Beware being young and mentally ill. Your vote does not matter much, and the media will not sustain the interest they have in Cancer despite the fact that more life years are lost from mental health. Government can get away with covert rationing more easily in this area than many others, so it does. The Mental health patient’s hand in all 4 UK Health Systems is a busted flush.. …
Almost a quarter of children and young people in need of mental healthcare are being denied access to it by underfunded services because the criteria are too strict, according to a report.
Research by the think tank CentreForum shows that an alarming number of referrals are being rejected by mental healthcare providers, despite evidence that a tenth of young people aged between 5 and 16 — the equivalent of three from every classroom — have a mental health problem.
The research found that children and young people were frequently being turned away from treatment because they had not been unwell for long enough. Others were refused because their condition had not yet reached a severe level, with some being denied specialist support because the voices they heard in their head did not “command particular behaviours” or they had considered suicide only once.
Other factors preventing early access to care included services accepting only young people referred by doctors, and not other listed professionals such as teachers, and support for anorexia being denied until a young person’s BMI dropped beyond a certain level.
Such high thresholds for treatment were storing up problems for the future, the report warned. “Something has to go drastically wrong before some services will accept a referral; the antithesis of an early intervention approach.”
The State of the Nation report is the first by the commission on children and young people’s mental health. It also found that maximum waiting times for treatment had more than doubled in the past two years, with children and adolescents having to wait anything from four weeks to two and a half years to access help. The average waiting time was nearly ten months for treatment to begin.
Norman Lamb, MP, the commission chairman and former mental health minister, called the poor access to mental healthcare “a scandal which has existed for too long”.
He said: “This research confirms the true extent of problems in children and young people’s mental health services. Far too often our children are turned away from help or forced to wait for months for treatment. This goes against what we all know — intervening early can prevent a condition reaching crisis point.
“It is unacceptable. If we are to finally achieve equality between physical and mental health, as the government has argued for, these shortcomings must be addressed urgently.”
He urged the government to spend “every penny” of the £1.25 billion announced by the former coalition government for children’s mental health, on improving care for young people.

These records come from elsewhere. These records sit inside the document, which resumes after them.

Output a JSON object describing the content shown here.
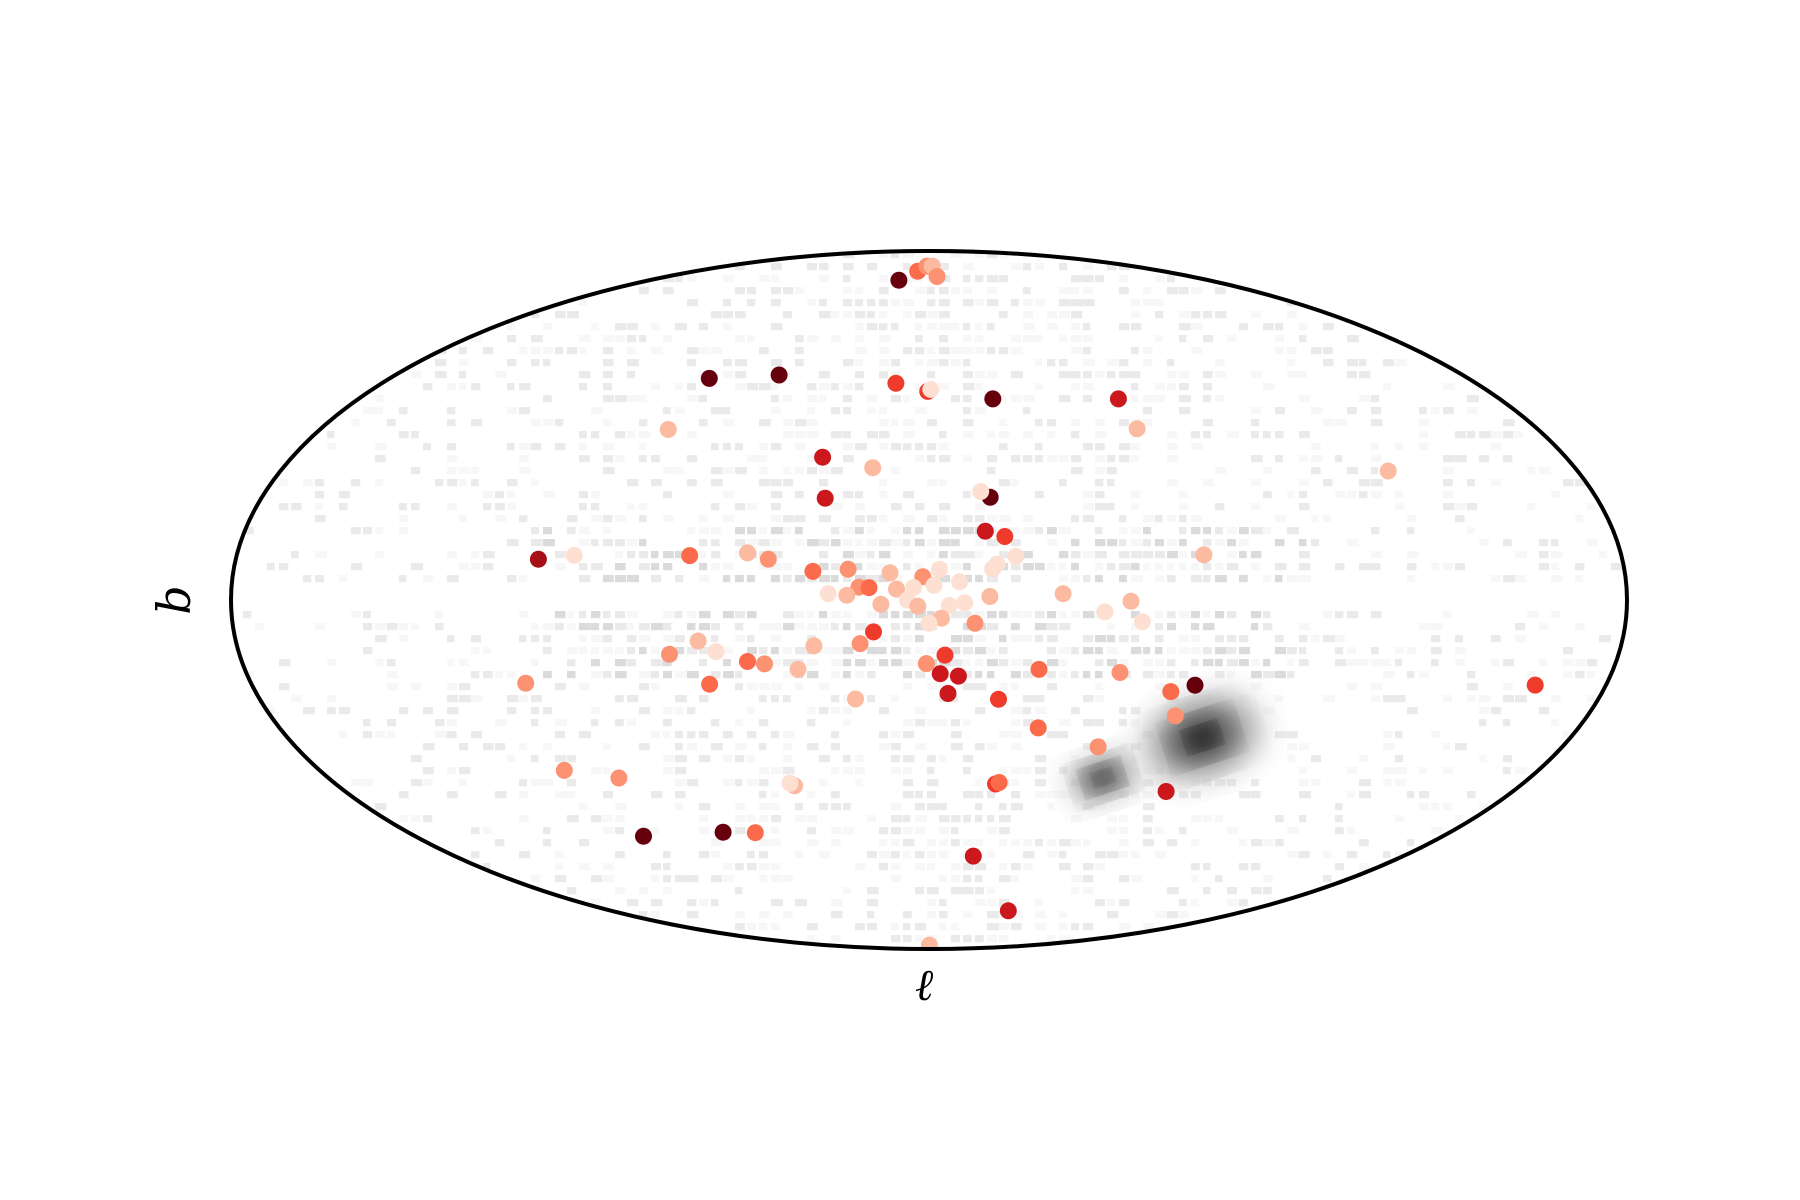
{
  "chart_data": {
    "type": "scatter",
    "projection": "aitoff",
    "title": "",
    "xlabel": "ℓ",
    "ylabel": "b",
    "xlim": [
      -180,
      180
    ],
    "ylim": [
      -90,
      90
    ],
    "grid": false,
    "legend": "none",
    "colormap": [
      "#fee0d2",
      "#fcbba1",
      "#fc9272",
      "#fb6a4a",
      "#ef3b2c",
      "#cb181d",
      "#a50f15",
      "#67000d"
    ],
    "background_density": {
      "colormap": [
        "#ffffff",
        "#f0f0f0",
        "#d9d9d9",
        "#bdbdbd",
        "#969696",
        "#525252",
        "#000000"
      ],
      "description": "",
      "blobs": [
        {
          "l": -80.0,
          "b": -32.9,
          "peak": 1.0
        },
        {
          "l": -57.0,
          "b": -44.3,
          "peak": 0.85
        }
      ],
      "disk_band_b": [
        -10,
        10
      ],
      "gap_band_b": [
        -2.5,
        2.5
      ]
    },
    "series": [
      {
        "name": "",
        "points": [
          {
            "l": 39.6,
            "b": 82.1,
            "c": 7
          },
          {
            "l": 21.3,
            "b": 84.7,
            "c": 3
          },
          {
            "l": 5.4,
            "b": 86.1,
            "c": 2
          },
          {
            "l": -8.4,
            "b": 86.1,
            "c": 1
          },
          {
            "l": -12.3,
            "b": 83.4,
            "c": 2
          },
          {
            "l": 84.1,
            "b": 53.5,
            "c": 7
          },
          {
            "l": 59.7,
            "b": 56.2,
            "c": 7
          },
          {
            "l": 12.9,
            "b": 55.8,
            "c": 4
          },
          {
            "l": 0.5,
            "b": 53.8,
            "c": 4
          },
          {
            "l": -0.7,
            "b": 54.3,
            "c": 0
          },
          {
            "l": -23.1,
            "b": 51.6,
            "c": 7
          },
          {
            "l": -67.2,
            "b": 49.6,
            "c": 5
          },
          {
            "l": -66.6,
            "b": 42.1,
            "c": 1
          },
          {
            "l": -130.1,
            "b": 27.0,
            "c": 1
          },
          {
            "l": 82.6,
            "b": 40.8,
            "c": 1
          },
          {
            "l": 31.9,
            "b": 36.4,
            "c": 5
          },
          {
            "l": 28.8,
            "b": 26.0,
            "c": 5
          },
          {
            "l": 16.5,
            "b": 34.0,
            "c": 1
          },
          {
            "l": -17.0,
            "b": 26.4,
            "c": 7
          },
          {
            "l": -14.5,
            "b": 27.9,
            "c": 0
          },
          {
            "l": -15.0,
            "b": 17.7,
            "c": 5
          },
          {
            "l": -20.1,
            "b": 16.3,
            "c": 4
          },
          {
            "l": -16.5,
            "b": 8.0,
            "c": 0
          },
          {
            "l": -17.7,
            "b": 9.2,
            "c": 0
          },
          {
            "l": -22.7,
            "b": 11.2,
            "c": 0
          },
          {
            "l": -71.8,
            "b": 10.9,
            "c": 1
          },
          {
            "l": 101.7,
            "b": 9.2,
            "c": 6
          },
          {
            "l": 92.6,
            "b": 10.3,
            "c": 0
          },
          {
            "l": 62.5,
            "b": 10.9,
            "c": 3
          },
          {
            "l": 47.5,
            "b": 11.8,
            "c": 1
          },
          {
            "l": 41.9,
            "b": 10.3,
            "c": 2
          },
          {
            "l": 30.1,
            "b": 7.3,
            "c": 3
          },
          {
            "l": 21.0,
            "b": 7.9,
            "c": 2
          },
          {
            "l": 10.1,
            "b": 7.0,
            "c": 1
          },
          {
            "l": 1.6,
            "b": 6.0,
            "c": 2
          },
          {
            "l": -2.7,
            "b": 7.9,
            "c": 0
          },
          {
            "l": -1.3,
            "b": 3.8,
            "c": 0
          },
          {
            "l": 4.0,
            "b": 3.2,
            "c": 0
          },
          {
            "l": 8.4,
            "b": 2.8,
            "c": 1
          },
          {
            "l": -7.9,
            "b": 4.7,
            "c": 0
          },
          {
            "l": 18.1,
            "b": 3.3,
            "c": 2
          },
          {
            "l": 15.5,
            "b": 3.2,
            "c": 3
          },
          {
            "l": 21.2,
            "b": 1.2,
            "c": 1
          },
          {
            "l": 26.0,
            "b": 1.6,
            "c": 0
          },
          {
            "l": 12.4,
            "b": -1.1,
            "c": 1
          },
          {
            "l": 5.6,
            "b": 0.0,
            "c": 0
          },
          {
            "l": 2.9,
            "b": -1.6,
            "c": 1
          },
          {
            "l": -5.2,
            "b": -1.4,
            "c": 0
          },
          {
            "l": -9.2,
            "b": -0.7,
            "c": 0
          },
          {
            "l": -15.7,
            "b": 0.9,
            "c": 1
          },
          {
            "l": -34.6,
            "b": 1.6,
            "c": 1
          },
          {
            "l": -52.1,
            "b": -0.3,
            "c": 1
          },
          {
            "l": -45.4,
            "b": -3.0,
            "c": 0
          },
          {
            "l": -55.2,
            "b": -5.4,
            "c": 0
          },
          {
            "l": -11.9,
            "b": -6.0,
            "c": 2
          },
          {
            "l": -3.2,
            "b": -4.7,
            "c": 1
          },
          {
            "l": 0.0,
            "b": -6.0,
            "c": 0
          },
          {
            "l": 14.4,
            "b": -8.2,
            "c": 4
          },
          {
            "l": 30.1,
            "b": -11.7,
            "c": 1
          },
          {
            "l": 18.0,
            "b": -11.2,
            "c": 2
          },
          {
            "l": 60.2,
            "b": -10.1,
            "c": 1
          },
          {
            "l": 55.9,
            "b": -12.8,
            "c": 0
          },
          {
            "l": 68.2,
            "b": -13.2,
            "c": 2
          },
          {
            "l": 48.0,
            "b": -15.4,
            "c": 3
          },
          {
            "l": 43.6,
            "b": -16.1,
            "c": 2
          },
          {
            "l": 34.9,
            "b": -17.6,
            "c": 1
          },
          {
            "l": 0.7,
            "b": -16.4,
            "c": 2
          },
          {
            "l": -4.2,
            "b": -14.2,
            "c": 4
          },
          {
            "l": -3.0,
            "b": -19.0,
            "c": 5
          },
          {
            "l": -7.9,
            "b": -19.6,
            "c": 5
          },
          {
            "l": -29.3,
            "b": -17.7,
            "c": 3
          },
          {
            "l": -51.0,
            "b": -18.1,
            "c": 2
          },
          {
            "l": -5.2,
            "b": -24.1,
            "c": 5
          },
          {
            "l": 20.3,
            "b": -25.4,
            "c": 1
          },
          {
            "l": 59.3,
            "b": -20.8,
            "c": 3
          },
          {
            "l": -19.2,
            "b": -25.5,
            "c": 4
          },
          {
            "l": -31.7,
            "b": -32.6,
            "c": 3
          },
          {
            "l": -65.9,
            "b": -22.4,
            "c": 3
          },
          {
            "l": -69.5,
            "b": -28.2,
            "c": 2
          },
          {
            "l": -71.9,
            "b": -20.6,
            "c": 7
          },
          {
            "l": -51.0,
            "b": -36.8,
            "c": 2
          },
          {
            "l": 108.3,
            "b": -18.5,
            "c": 2
          },
          {
            "l": 113.4,
            "b": -38.0,
            "c": 2
          },
          {
            "l": 99.4,
            "b": -41.2,
            "c": 2
          },
          {
            "l": 45.5,
            "b": -46.9,
            "c": 1
          },
          {
            "l": 46.6,
            "b": -46.2,
            "c": 0
          },
          {
            "l": -22.5,
            "b": -47.2,
            "c": 4
          },
          {
            "l": -23.6,
            "b": -46.8,
            "c": 3
          },
          {
            "l": -80.4,
            "b": -46.2,
            "c": 5
          },
          {
            "l": 113.2,
            "b": -54.1,
            "c": 7
          },
          {
            "l": 83.3,
            "b": -56.3,
            "c": 7
          },
          {
            "l": 71.4,
            "b": -57.4,
            "c": 3
          },
          {
            "l": -22.2,
            "b": -65.8,
            "c": 5
          },
          {
            "l": -76.0,
            "b": -78.3,
            "c": 5
          },
          {
            "l": -3.5,
            "b": -89.0,
            "c": 1
          },
          {
            "l": -161.7,
            "b": -15.5,
            "c": 4
          }
        ]
      }
    ]
  }
}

The Times has been campaigning to raise the profile of mental health problems among children. Time to Mind also calls for far greater investment in services. At present only 6 per cent of the mental health budget is spent on young people and only 0.6 per cent of the total NHS budget is spent on young mental health patients.
David Laws, CentreForum executive chairman, said: “This new analysis reveals a stark picture of the pressures on child and adolescent mental health services. Early intervention with young people is essential to prevent mental health problems getting worse.
“It’s vital we improve our understanding of the current system, which suffers from a paucity of clear data, and assess whether progress has been made in transforming services.”
It is estimated that 720,000 children and young people suffer mental health problems in England.
‘I didn’t get the right treatment for years’
Emma Peacock was 14 when she began self- harming (Georgie Keate writes). Though she went to a doctor, “it was brushed under the carpet”. Months later she was admitted to hospital after a suicide attempt.
After she was discharged, it became clear that she was not getting the care she needed in the community and her psychologist said that she needed care in a high-dependency ward. It was there that she learnt that she had bipolar disorder and was given the right treatment and care.
Just as she began to show signs of a recovery, her NHS trust said that the hospital, in East Sussex, was costing too much money and tried to have her transferred back to north London, where she lived.
After weeks of fighting, Emma was allowed to stay until she was discharged 17 months later. “I was fully recovered then but it took 18 months for the NHS to find a psychologist,” she said. “Then I was turning 18 and was being batted between different services.
“I think if I had seen someone who knew what was wrong with me when I was 14 and treated me correctly, this wouldn’t have happened. You only get proper treatment when something is already too serious.”
Emma, 20, is now stable and heading to university.
Mind Block – Times leader and “comment” from a reader
Management of our Healthcare system is no longer fit for purpose. The sooner Government admits that and does something positive to correct it it – like sacking incompetent managers and replacing them with those who know what they are doing the better. The rot goes right to the top, but most politicians are sh*t scared to acknowledge that. let alone get off their backsides and do something.